For those who are not really familiar with this I suggest to read some
old written stuff by Ulrich Drepper that explains some internals.


libtool naming, something you need to remember every time if working
with the versioning for libraries.

libtool uses three elements to give a library a version.

1. Current  (== API version)
2. Revision (== iteration of the library)
3. Age      (== iteration on the availability of new symbols)

This built currently the following library for ngspice with it's full
name as all these elements using 0 for a version as nothing as a version
is given to the libtool call:


And this is the schema that libtool is using to create the full name.

                current -------\     /------- revision
                                |   |
        shared object file --\  |   |
                       |          |
        library name --/          |
                age -------------/

Looking at the output of libtool we see currently this if ngspice is
built with --with-ngshared:

> $ ls -l /usr/lib/x86_64-linux-gnu/libngspice*
> lrwxrwxrwx 1 root root      19 31. Jan 12:43 /usr/lib/x86_64-linux-gnu/libngspice.so -> libngspice.so.0.0.0
> lrwxrwxrwx 1 root root      19 31. Jan 12:43 /usr/lib/x86_64-linux-gnu/libngspice.so.0 -> libngspice.so.0.0.0
> -rw-r--r-- 1 root root 7340384 31. Jan 12:43 /usr/lib/x86_64-linux-gnu/libngspice.so.0.0.0

We see two links, the first one is the basic library name that is
pointing to the full version.
The other link is using an additional number which is simply '0' which
is also pointing to the full name.
This means these two links can only exist one time, but we can have
multiple full named libraries installed, the trick is the symlinking
here to point to the the most recent version normally.

Going back to the second link (libngspice.so.0 -> libngspice.so.0.0.0).
You might already see what this '0' means here, it's the number of
'Current' or also known as the API version.

Greater means breaking (non backward compatible) changes as also the API
has changed by this.
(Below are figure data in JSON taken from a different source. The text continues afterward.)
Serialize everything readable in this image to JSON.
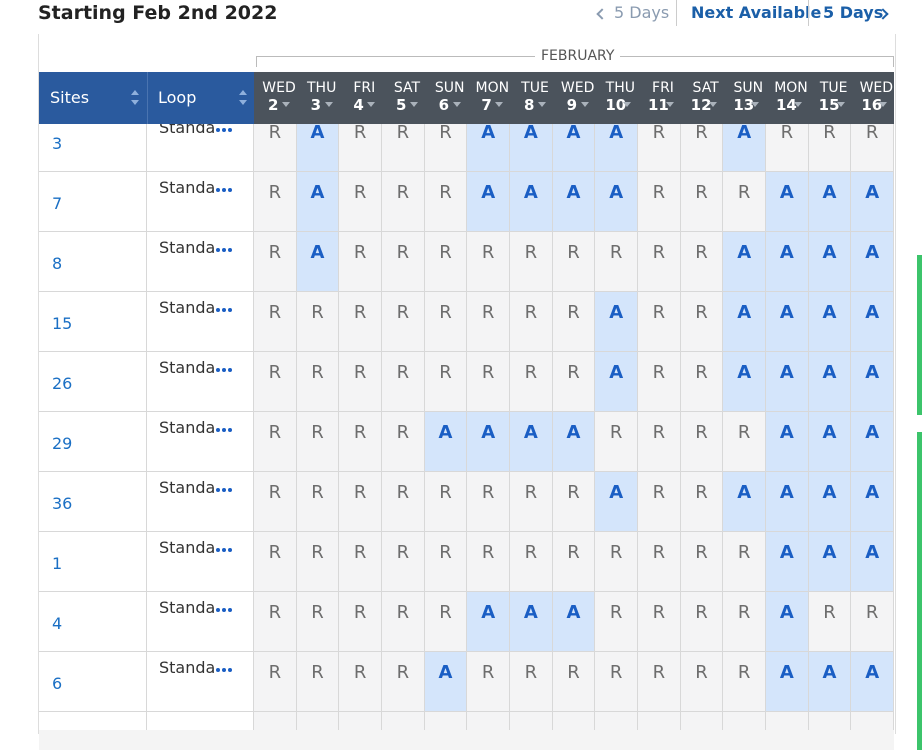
{
  "header": {
    "title": "Starting Feb 2nd 2022",
    "prev": "5 Days",
    "next_available": "Next Available",
    "next": "5 Days"
  },
  "table": {
    "month": "FEBRUARY",
    "columns": {
      "sites": "Sites",
      "loop": "Loop"
    },
    "days": [
      {
        "name": "WED",
        "date": "2"
      },
      {
        "name": "THU",
        "date": "3"
      },
      {
        "name": "FRI",
        "date": "4"
      },
      {
        "name": "SAT",
        "date": "5"
      },
      {
        "name": "SUN",
        "date": "6"
      },
      {
        "name": "MON",
        "date": "7"
      },
      {
        "name": "TUE",
        "date": "8"
      },
      {
        "name": "WED",
        "date": "9"
      },
      {
        "name": "THU",
        "date": "10"
      },
      {
        "name": "FRI",
        "date": "11"
      },
      {
        "name": "SAT",
        "date": "12"
      },
      {
        "name": "SUN",
        "date": "13"
      },
      {
        "name": "MON",
        "date": "14"
      },
      {
        "name": "TUE",
        "date": "15"
      },
      {
        "name": "WED",
        "date": "16"
      }
    ],
    "rows": [
      {
        "site": "3",
        "loop": "Standa",
        "cells": [
          "R",
          "A",
          "R",
          "R",
          "R",
          "A",
          "A",
          "A",
          "A",
          "R",
          "R",
          "A",
          "R",
          "R",
          "R"
        ]
      },
      {
        "site": "7",
        "loop": "Standa",
        "cells": [
          "R",
          "A",
          "R",
          "R",
          "R",
          "A",
          "A",
          "A",
          "A",
          "R",
          "R",
          "R",
          "A",
          "A",
          "A"
        ]
      },
      {
        "site": "8",
        "loop": "Standa",
        "cells": [
          "R",
          "A",
          "R",
          "R",
          "R",
          "R",
          "R",
          "R",
          "R",
          "R",
          "R",
          "A",
          "A",
          "A",
          "A"
        ]
      },
      {
        "site": "15",
        "loop": "Standa",
        "cells": [
          "R",
          "R",
          "R",
          "R",
          "R",
          "R",
          "R",
          "R",
          "A",
          "R",
          "R",
          "A",
          "A",
          "A",
          "A"
        ]
      },
      {
        "site": "26",
        "loop": "Standa",
        "cells": [
          "R",
          "R",
          "R",
          "R",
          "R",
          "R",
          "R",
          "R",
          "A",
          "R",
          "R",
          "A",
          "A",
          "A",
          "A"
        ]
      },
      {
        "site": "29",
        "loop": "Standa",
        "cells": [
          "R",
          "R",
          "R",
          "R",
          "A",
          "A",
          "A",
          "A",
          "R",
          "R",
          "R",
          "R",
          "A",
          "A",
          "A"
        ]
      },
      {
        "site": "36",
        "loop": "Standa",
        "cells": [
          "R",
          "R",
          "R",
          "R",
          "R",
          "R",
          "R",
          "R",
          "A",
          "R",
          "R",
          "A",
          "A",
          "A",
          "A"
        ]
      },
      {
        "site": "1",
        "loop": "Standa",
        "cells": [
          "R",
          "R",
          "R",
          "R",
          "R",
          "R",
          "R",
          "R",
          "R",
          "R",
          "R",
          "R",
          "A",
          "A",
          "A"
        ]
      },
      {
        "site": "4",
        "loop": "Standa",
        "cells": [
          "R",
          "R",
          "R",
          "R",
          "R",
          "A",
          "A",
          "A",
          "R",
          "R",
          "R",
          "R",
          "A",
          "R",
          "R"
        ]
      },
      {
        "site": "6",
        "loop": "Standa",
        "cells": [
          "R",
          "R",
          "R",
          "R",
          "A",
          "R",
          "R",
          "R",
          "R",
          "R",
          "R",
          "R",
          "A",
          "A",
          "A"
        ]
      }
    ]
  }
}
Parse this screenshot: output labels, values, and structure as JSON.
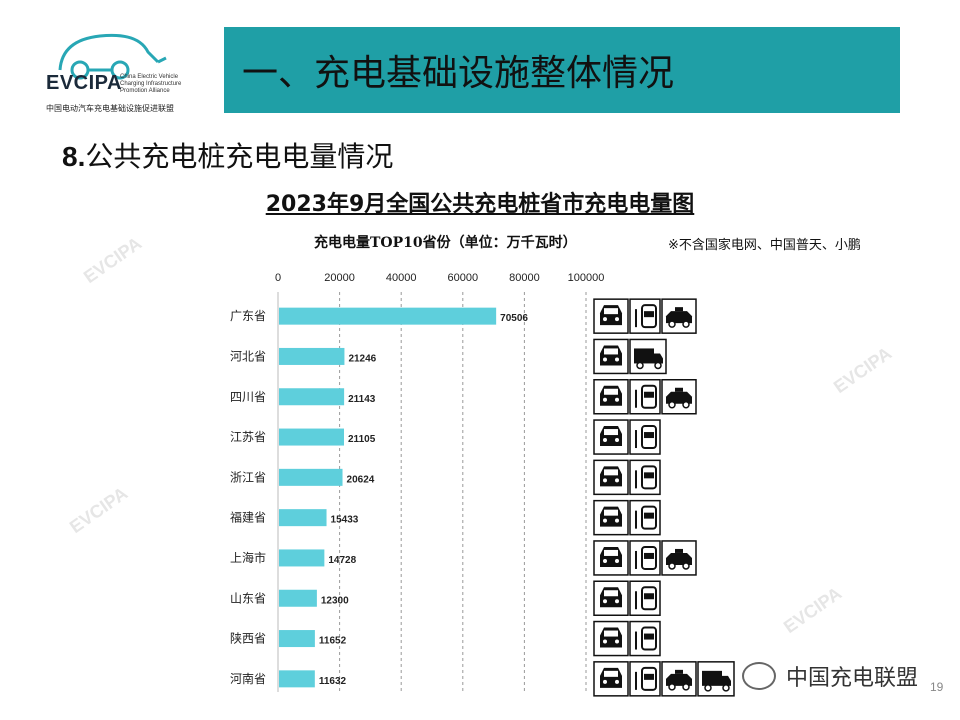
{
  "logo": {
    "name": "EVCIPA",
    "en_lines": [
      "China Electric Vehicle",
      "Charging Infrastructure",
      "Promotion Alliance"
    ],
    "cn": "中国电动汽车充电基础设施促进联盟"
  },
  "header": {
    "title": "一、充电基础设施整体情况"
  },
  "section": {
    "number": "8.",
    "title": "公共充电桩充电电量情况"
  },
  "chart_title": "2023年9月全国公共充电桩省市充电电量图",
  "chart_data": {
    "type": "bar",
    "orientation": "horizontal",
    "title": "充电电量TOP10省份（单位：万千瓦时）",
    "categories": [
      "广东省",
      "河北省",
      "四川省",
      "江苏省",
      "浙江省",
      "福建省",
      "上海市",
      "山东省",
      "陕西省",
      "河南省"
    ],
    "values": [
      70506,
      21246,
      21143,
      21105,
      20624,
      15433,
      14728,
      12300,
      11652,
      11632
    ],
    "xlim": [
      0,
      100000
    ],
    "xticks": [
      "0",
      "20000",
      "40000",
      "60000",
      "80000",
      "100000"
    ],
    "bar_color": "#5ecfdc",
    "grid": "vertical dashed"
  },
  "note": "※不含国家电网、中国普天、小鹏",
  "vehicle_icons": [
    [
      "car-icon",
      "bus-icon",
      "taxi-icon"
    ],
    [
      "car-icon",
      "truck-icon"
    ],
    [
      "car-icon",
      "bus-icon",
      "taxi-icon"
    ],
    [
      "car-icon",
      "bus-icon"
    ],
    [
      "car-icon",
      "bus-icon"
    ],
    [
      "car-icon",
      "bus-icon"
    ],
    [
      "car-icon",
      "bus-icon",
      "taxi-icon"
    ],
    [
      "car-icon",
      "bus-icon"
    ],
    [
      "car-icon",
      "bus-icon"
    ],
    [
      "car-icon",
      "bus-icon",
      "taxi-icon",
      "truck-icon"
    ]
  ],
  "watermark": "中国充电联盟",
  "page_number": "19"
}
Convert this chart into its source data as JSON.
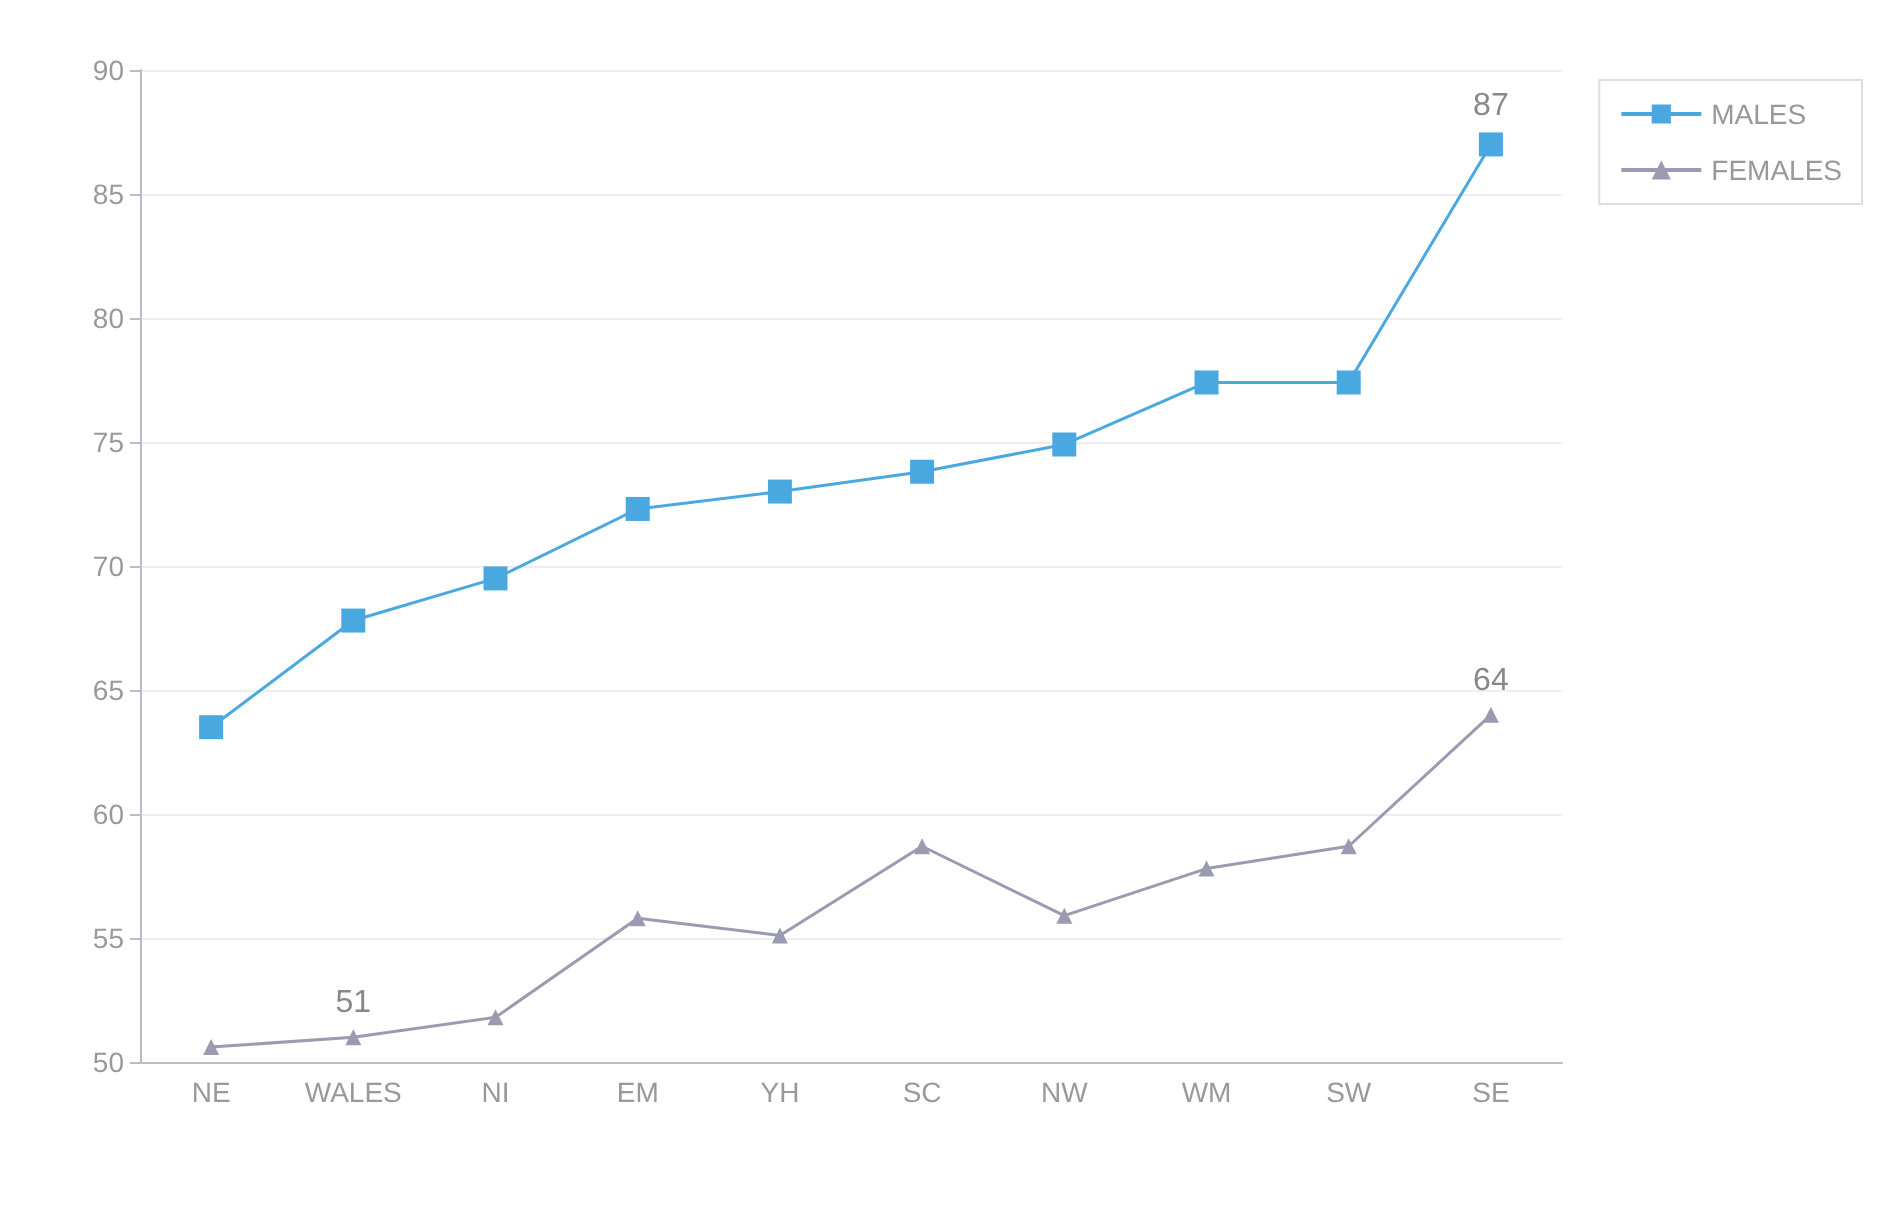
{
  "chart_data": {
    "type": "line",
    "categories": [
      "NE",
      "WALES",
      "NI",
      "EM",
      "YH",
      "SC",
      "NW",
      "WM",
      "SW",
      "SE"
    ],
    "series": [
      {
        "name": "MALES",
        "color": "#4aa8e0",
        "marker": "square",
        "values": [
          63.5,
          67.8,
          69.5,
          72.3,
          73.0,
          73.8,
          74.9,
          77.4,
          77.4,
          87
        ],
        "value_labels": [
          null,
          null,
          null,
          null,
          null,
          null,
          null,
          null,
          null,
          "87"
        ]
      },
      {
        "name": "FEMALES",
        "color": "#9a9ab0",
        "marker": "triangle",
        "values": [
          50.6,
          51,
          51.8,
          55.8,
          55.1,
          58.7,
          55.9,
          57.8,
          58.7,
          64
        ],
        "value_labels": [
          null,
          "51",
          null,
          null,
          null,
          null,
          null,
          null,
          null,
          "64"
        ]
      }
    ],
    "ylim": [
      50,
      90
    ],
    "yticks": [
      50,
      55,
      60,
      65,
      70,
      75,
      80,
      85,
      90
    ],
    "grid": "y",
    "legend": "top right"
  }
}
This is happen e.g. if the maintainer has removed
symbols from the library for hopefully good reasons.

Now we are already by the compatibility of a library.

A library is backwards compatible if in a newer version all existing
symbols are still available and the behavior of the symbols doesn't have
changed. By this all old and existing applications can also use a newer
library version. And this is visible by the link of libngspice.so.0, the
number '0' means here exactly this.

What's if the maintainer has just done bug fixing or improved the
performance of the library? No new symbols were added and no existing
symbols have been modified or removed!
For this the new version needs to increase the revision. We would move
on from

libngspice.so.0.0.0   to    libngspice.so.0.0.1 (and so on)

And now the new library has become some new symbols, all existing
symbols stays the same as before.

Now the age needs to get increased and the revision falls back to 0. For
libngspice this would look like this.

libngspice.so.0.0.1   will go to    libngspice.so.0.1.0

And now the most intrusive thing that can happen, the new library has at
least one of there symbols removed. Remember, the library isn't
backwards compatible any longer! The API version has changed!
Current will get increased and revison and also age will get reset to '0'.

libngspice.so.0.1.0   will go to    libngspice.so.1.0.0

And libtool will create a new link named libngspice.so.1 pointing to the
new full named file.

If you doing this for the first time it's all a bit confusing as you can
see this all has nothing  to do with semver. But once you have
understand the idea it's quite obvious what needs to be done.

PS: I'm far away from being an expert in such things! Forgive me if
somethings isn't fully correct explained.